È presto per capire come si tradurranno nello specifico queste nuove linee guida, c’è un precedente nella provincia del Jiangxi dove nel 2018 si è stabilito che dopo la 14esima settimana di gravidanza si può abortire solo con il parere positivo di tre medici. Non si sa al momento se l’esperienza pilota della provincia sud-orientale diventerà standard nazionale, in tal caso saremmo comunque su livelli europei (in Italia si può interrompere la gravidanza dopo 90 giorni solo in caso di grave compromissione della salute della madre o del feto). Fatto sta che è chiara l‘indicazione politica e cioè che si vogliono meno aborti, specialmente quelli selettivi. Al di là della futura applicazione pratica delle linee guida e della specifica questione dell’aborto, il “Programma per lo sviluppo delle donne e dei bambini in Cina” ha suscitato commenti negativi perché, nonostante l’accento sullo sviluppo complessivo della donna e sui diritti e servizi che devono accompagnarlo, la “metà del cielo” sembra relegata alle sue funzioni riproduttive e di cura della famiglia. Non a caso il documento si occupa congiuntamente di donne e bambini.

Per renderci comunque conto della possibile ricaduta pratica di questa svolta, pensiamo che fino al 2015 – anno in cui fu permesso di avere un secondo figlio – qualsiasi funzionario locale era tenuto ad applicare rigide norme di controllo delle nascite che, nella Cina profonda, si traducevano in pratiche spesso cruente, come le sterilizzazioni e gli aborti forzati, all’origine di tante tragedie famigliari. Oggi gli si chiede sostanzialmente di vigilare per l’esatto contrario: chiamiamole “gravidanze forzate” e anche da questo dipenderà la sua carriera. Il rischio, in questo caso, è che in presenza di una linea guida (un messaggio politico) e in assenza di una legge chiara, si scateni la gara a chi è più zelante, con la discrezionalità del singolo funzionario che si trasforma in arbitrio.

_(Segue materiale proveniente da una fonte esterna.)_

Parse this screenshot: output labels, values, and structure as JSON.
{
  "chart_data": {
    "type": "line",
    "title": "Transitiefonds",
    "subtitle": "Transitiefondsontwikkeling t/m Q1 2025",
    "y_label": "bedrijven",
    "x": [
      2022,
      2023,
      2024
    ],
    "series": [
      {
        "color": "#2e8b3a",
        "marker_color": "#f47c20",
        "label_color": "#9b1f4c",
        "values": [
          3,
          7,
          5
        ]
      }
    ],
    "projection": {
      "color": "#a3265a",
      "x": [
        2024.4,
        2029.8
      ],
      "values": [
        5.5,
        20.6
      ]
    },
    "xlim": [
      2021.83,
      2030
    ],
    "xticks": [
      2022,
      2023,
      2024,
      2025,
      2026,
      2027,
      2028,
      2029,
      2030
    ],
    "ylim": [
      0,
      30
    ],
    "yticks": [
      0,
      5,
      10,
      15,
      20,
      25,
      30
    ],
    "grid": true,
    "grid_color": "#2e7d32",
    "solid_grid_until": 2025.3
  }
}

Le nuove linee guida fanno parte di quel pacchetto di misure atte a favorire una ripresa demografica dopo che la scorsa primavera il censimento ha rivelato che la crescita della popolazione dal 2011 al 2020 è stata la più lenta dagli anni ’50 e si prevede che rallenterà ancora di più. I tassi di natalità in Cina sono in costante calo: nel 2020 il Paese ha registrato solo 12 milioni di nuovi nati, il numero più basso dal 1961. Oggi il tasso di fertilità è di 1,3 figli per donna, ben al di sotto dei 2,1 necessari per mantenere una popolazione stabile.
A maggio, le autorità hanno quindi deciso che si possono avere fino a tre figli, poi si è facilitato l’ottenimento delle licenze di maternità e infine si è cercato di ridurre l’onere finanziario per l’educazione dei ragazzi, oggi spaventosamente esosa e fonte di discriminazione sociale.